Le Hezbollah affirme qu'il poursuivra la lutte contre Israël, malgré la mort de son chef

  • Le Hezbollah a affirmé lundi qu'il poursuivrait sa lutte contre Israël en «soutien» à Gaza et s'est dit «prêt» à faire face à une opération terrestre israélienne au Liban
  • Le mouvement libanais, soutenu par l'Iran, choisira un successeur à Hassan Nasrallah «à la première occasion», a déclaré dans un discours télévisé son numéro deux, Naïm Qassem

BEYROUTH: Le Hezbollah a affirmé lundi qu'il poursuivrait sa lutte contre Israël en "soutien" à Gaza et s'est dit "prêt" à faire face à une opération terrestre israélienne au Liban, en dépit de la mort de son chef, Hassan Nasrallah, et des coups intenses qu'il subit.

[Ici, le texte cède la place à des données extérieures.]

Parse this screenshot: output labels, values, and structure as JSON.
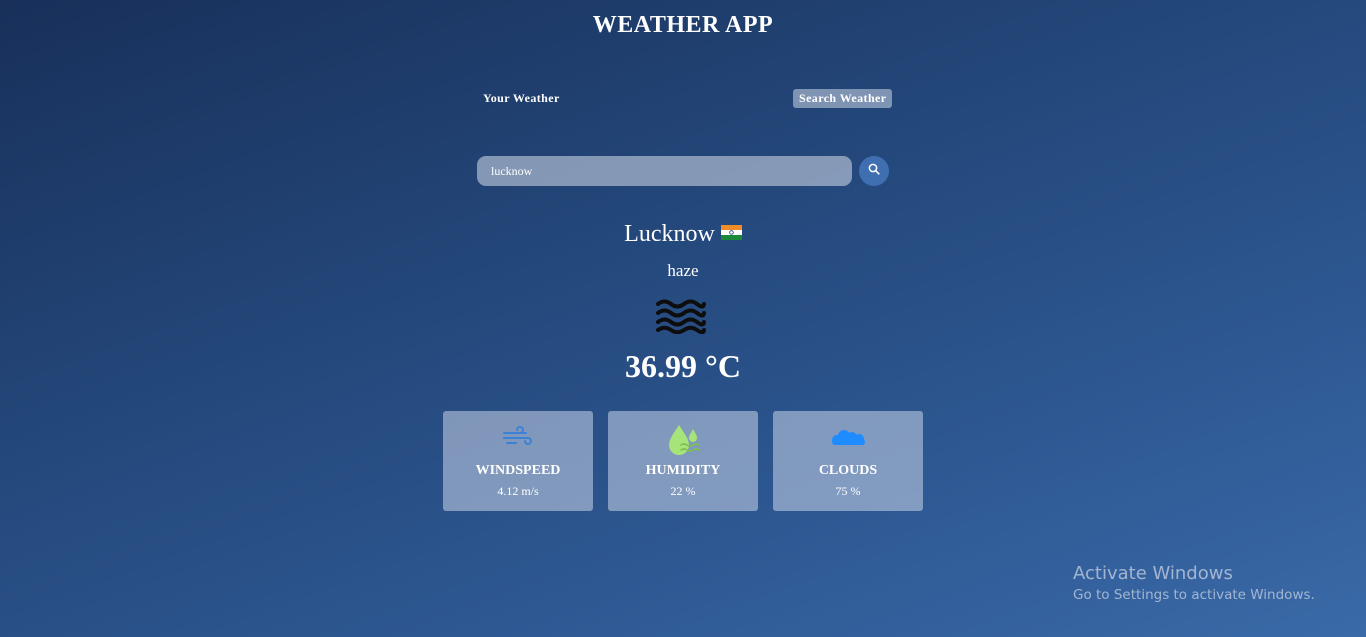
{
  "app": {
    "title": "WEATHER APP"
  },
  "tabs": {
    "your_weather": "Your Weather",
    "search_weather": "Search Weather"
  },
  "search": {
    "value": "lucknow",
    "icon": "search-icon"
  },
  "weather": {
    "city": "Lucknow",
    "country_flag": "india-flag",
    "condition": "haze",
    "condition_icon": "haze-icon",
    "temperature": "36.99 °C"
  },
  "cards": [
    {
      "title": "WINDSPEED",
      "value": "4.12 m/s",
      "icon": "wind-icon",
      "color": "#3b82d6"
    },
    {
      "title": "HUMIDITY",
      "value": "22 %",
      "icon": "humidity-icon",
      "color": "#a6e47a"
    },
    {
      "title": "CLOUDS",
      "value": "75 %",
      "icon": "clouds-icon",
      "color": "#1e8bff"
    }
  ],
  "watermark": {
    "title": "Activate Windows",
    "subtitle": "Go to Settings to activate Windows."
  },
  "colors": {
    "accent": "#3f6fb1"
  }
}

Le mouvement  libanais, soutenu par l'Iran, choisira un successeur à Hassan Nasrallah "à la première occasion", a déclaré dans un discours télévisé son numéro deux, Naïm Qassem.

Après un an d'échanges de tirs à la frontière israélo-libanaise, en marge de la guerre dans la bande de Gaza, Israël a déplacé depuis la mi-septembre le coeur de ses opérations vers le nord, afin d'affaiblir le Hezbollah et permettre le retour de dizaines de milliers d'habitants déplacés par les tirs de roquettes incessants.

Malgré une intense campagne de frappes aériennes menée depuis une semaine par Israël et la mort de plusieurs chefs du mouvement, Naïm Qassem a affirmé lundi que le Hezbollah était "prêt" à repousser une offensive terrestre israélienne.

Il a ajouté que le Hezbollah, allié du Hamas, allait poursuivre sa lutte contre Israël "en soutien à Gaza", où l'armée israélienne mène depuis le 7 octobre 2023 une offensive en riposte à l'attaque sans précédent du mouvement palestinien.

"Nous sommes prêts si les Israéliens décident d'entrer au sol, nos forces de résistance sont prêtes pour une confrontation terrestre", a averti Naïm Qassem.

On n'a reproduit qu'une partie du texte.